Paul Rudd plays Peter, a straight-laced guy who lacks that most vital male accessory: a best buddy. With his wedding just around the corner, he has to find a best man, so he embarks on a series of “man dates” to find Mr Right, with hilarious results. Eventually, he meets fun-loving slacker Sydney, his polar opposite, and the two hit it off right away. In fact, they get on so well that their “bromance” begins to threaten Peter’s relationship with his fiancée. He is faced with making a choice between his GF and his BF.
It's a no-brainer. You can always get a new fiancée, but a good buddy is irreplaceable.
I can’t reveal how it turns out, but I can say that, along the way, the movie explores that mysterious, indefinable force that draws two guys together over beer, fart jokes and the music of Rush.
Sounds like they've been struck by stupid's arrow.
Hollywood has been hooked on bromances ever since Butch Cassidy and the Sundance Kid bonded over bullets and bullion. Sure, there was a female love interest, but it was only a sidebar to the central story: the bulletproof relationship between Paul Newman’s Butch and Robert Redford’s Sundance. Buddy movies have established the bromance in filmgoers’ consciousness – think Tango and Cash, Riggs and Murtaugh in the Lethal Weapon movies and Goose and Maverick in Top Gun. Will Ferrell and John C Reilly are the Brangelina of bromance. The bromance has also been a staple of TV, from Starsky and Hutch to Kirk and Spock in Star Trek and Joey and Chandler in Friends. In the past decade, though, film-makers have been cranking up the bromantic intensity: check out Frodo and Sam in the Lord of the Rings trilogy – that’s one serious bromance, my precious.
How do the ladies feel about all this rampant male bonding?

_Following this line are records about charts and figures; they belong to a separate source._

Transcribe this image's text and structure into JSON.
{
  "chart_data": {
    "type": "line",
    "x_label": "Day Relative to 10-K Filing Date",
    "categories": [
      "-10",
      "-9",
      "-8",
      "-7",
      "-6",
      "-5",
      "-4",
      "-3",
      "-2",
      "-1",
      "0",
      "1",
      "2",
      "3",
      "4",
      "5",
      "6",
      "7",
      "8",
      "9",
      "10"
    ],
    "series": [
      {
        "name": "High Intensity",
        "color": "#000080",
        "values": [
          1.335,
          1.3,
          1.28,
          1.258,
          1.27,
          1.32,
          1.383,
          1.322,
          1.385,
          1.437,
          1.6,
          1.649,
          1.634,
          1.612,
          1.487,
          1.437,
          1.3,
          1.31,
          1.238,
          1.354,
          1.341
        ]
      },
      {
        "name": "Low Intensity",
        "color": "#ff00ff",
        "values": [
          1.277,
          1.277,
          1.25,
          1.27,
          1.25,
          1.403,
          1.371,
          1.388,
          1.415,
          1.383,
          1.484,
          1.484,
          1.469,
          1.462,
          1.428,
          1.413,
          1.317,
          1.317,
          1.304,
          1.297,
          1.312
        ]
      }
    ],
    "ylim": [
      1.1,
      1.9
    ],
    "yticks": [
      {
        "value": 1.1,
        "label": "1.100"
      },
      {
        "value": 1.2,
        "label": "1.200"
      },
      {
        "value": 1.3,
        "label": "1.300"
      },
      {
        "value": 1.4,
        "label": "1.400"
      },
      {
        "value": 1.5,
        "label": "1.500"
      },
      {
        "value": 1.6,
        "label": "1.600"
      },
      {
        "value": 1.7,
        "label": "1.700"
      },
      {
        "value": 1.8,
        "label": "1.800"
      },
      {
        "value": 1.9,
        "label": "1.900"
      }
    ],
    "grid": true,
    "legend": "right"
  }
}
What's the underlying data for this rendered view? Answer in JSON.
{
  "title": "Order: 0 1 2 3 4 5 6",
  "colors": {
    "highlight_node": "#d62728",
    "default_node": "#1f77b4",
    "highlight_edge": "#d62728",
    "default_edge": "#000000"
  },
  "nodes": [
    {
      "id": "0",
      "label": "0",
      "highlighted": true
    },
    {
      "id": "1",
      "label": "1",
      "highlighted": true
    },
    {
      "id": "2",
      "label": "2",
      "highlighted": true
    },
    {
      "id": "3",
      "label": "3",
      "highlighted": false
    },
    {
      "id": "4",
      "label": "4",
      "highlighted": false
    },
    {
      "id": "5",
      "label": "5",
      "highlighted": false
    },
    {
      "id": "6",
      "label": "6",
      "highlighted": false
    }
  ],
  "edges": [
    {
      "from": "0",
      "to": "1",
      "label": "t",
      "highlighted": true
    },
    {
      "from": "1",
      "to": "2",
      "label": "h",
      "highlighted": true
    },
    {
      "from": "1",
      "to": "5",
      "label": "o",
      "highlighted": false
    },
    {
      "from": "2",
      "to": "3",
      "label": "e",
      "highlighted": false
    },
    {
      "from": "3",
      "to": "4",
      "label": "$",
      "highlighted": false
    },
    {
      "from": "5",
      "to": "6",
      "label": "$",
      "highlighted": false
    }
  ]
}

For years, women have been plotting ways to thwart our bromances, and they thought they’d won when we all turned into metrosexuals who didn’t mind missing the match to accompany them handbag-shopping. But Sex and the City changed all that.
How so?
When Carrie, Samantha and, er, the other two hit our screens, women rushed out to form girlie gangs and arrange shopping trips to New York, leaving guys free to go off and start bromances. While the girls were down at the bistro quaffing champagne and comparing orgasms, the guys were hanging out in second-hand record shops, going on stag weekends to Prague and inviting their mates back to the house to watch Borat. When Sex and the City’s final episode was aired, a million blokes cried, because they suspected their bromances would soon be coming to an end too.
Try at work:"There's just something about him . . . it's the way he can chug beer through his nostrils."
Try at home: "I'm looking for some commitment here, man – Rocky I or II?"